Pero resaltemos la fe con la que grita el ciego de Jericó. El hecho sucede mientras Jesús sube a Jerusalén y tras todo lo que hemos comentado de lo que Jesús les había anunciado. Es toda una confesión de fe. Decir Jesús Hijo de David era estar pensando en el Mesías Salvador. Pero en su fe pedía la compasión, el amor, la misericordia de quien podía liberarlo de su ceguera. En su fe él quiere sentir sobre su vida el amor misericordioso de Jesús. Está confensando – habría oído hablar de los milagros que Jesús hacía por donde quiera que iba – que en Jesús se manifiesta el amor misericordioso de Dios y puede sanarle.

Es así cómo tenemos que ir al encuentro con Jesús. Con fe, porque sabemos bien a quien acudimos, con quien vamos a encontrarnos. Con la certeza del amor que nos trae la salvación porque nos trae el amor de Dios. Por eso junto a esa fe ponemos también nuestra capacidad de amor. No es un encuentro frío, meramente racional que podríamos decir, sino que es un encuentro vivo, un encuentro de vida el que tenemos con Jesús.

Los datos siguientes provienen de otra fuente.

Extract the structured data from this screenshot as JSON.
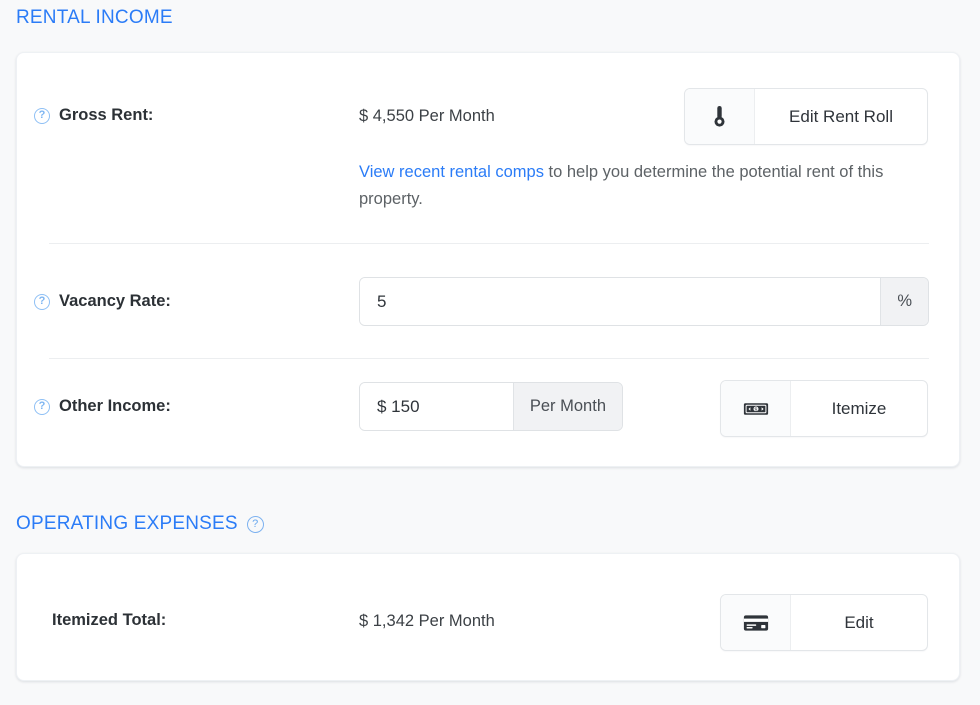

Y desde un encuentro así nos llenaremos de vida, de salvación, porque se derrama el amor de Dios sobre nosotros.

Es hermoso el diálogo establecido entre Jesús y el ciego. Ha pedido que se lo traigan y aquellos que antes querían acallar los gritos de fe de Bartimeo ahora lo conducen hasta Jesús. Ahora ‘llamaron al ciego diciéndole: ánimo, levántate que te llama’. Estará comenzando a actuar el amor en aquellos corazones, porque para seguir a Jesús han de pasar por la actitud del servicio. Estarán ellos comenzando a llenar su corazón de amor y de compasión.

‘¿Qué quieres que haga por ti?... Maestro que pueda ver’. Busca la luz que es buscar la vida y encontrar la salvación. Pero ya está en camino de salvación; la salvación está actuando ya en su corazón porque está lleno de fe. ‘Anda, le dice Jesús, tu fe te ha curado’. El creía y la luz y la salvación llegó a su vida.

Que no se nos debilite la fe; que no se nos oscurezca nunca la fe por muchas cegueras y tinieblas que haya en nuestra vida. Creemos en Jesús. Queremos siempre creer en El. Encontraremos obstáculos en el camino de nuestra vida, en el camino que nos conduzca a Jesús, pero sigamos gritando, sigamos pidiendo, sigamos buscando.

Jesús nos llama también. Jesús hará que encontremos manos que nos lleven hasta El. En la providencia amorosa de Dios y en su sabiduría infinita pondrá señales, pondrá signos, pondrá personas que nos tiendan la mano en nombre de Jesús. Vayamos hasta El.

Reconozcamos nuestra pobreza pero con la fe pongamos mucho amor.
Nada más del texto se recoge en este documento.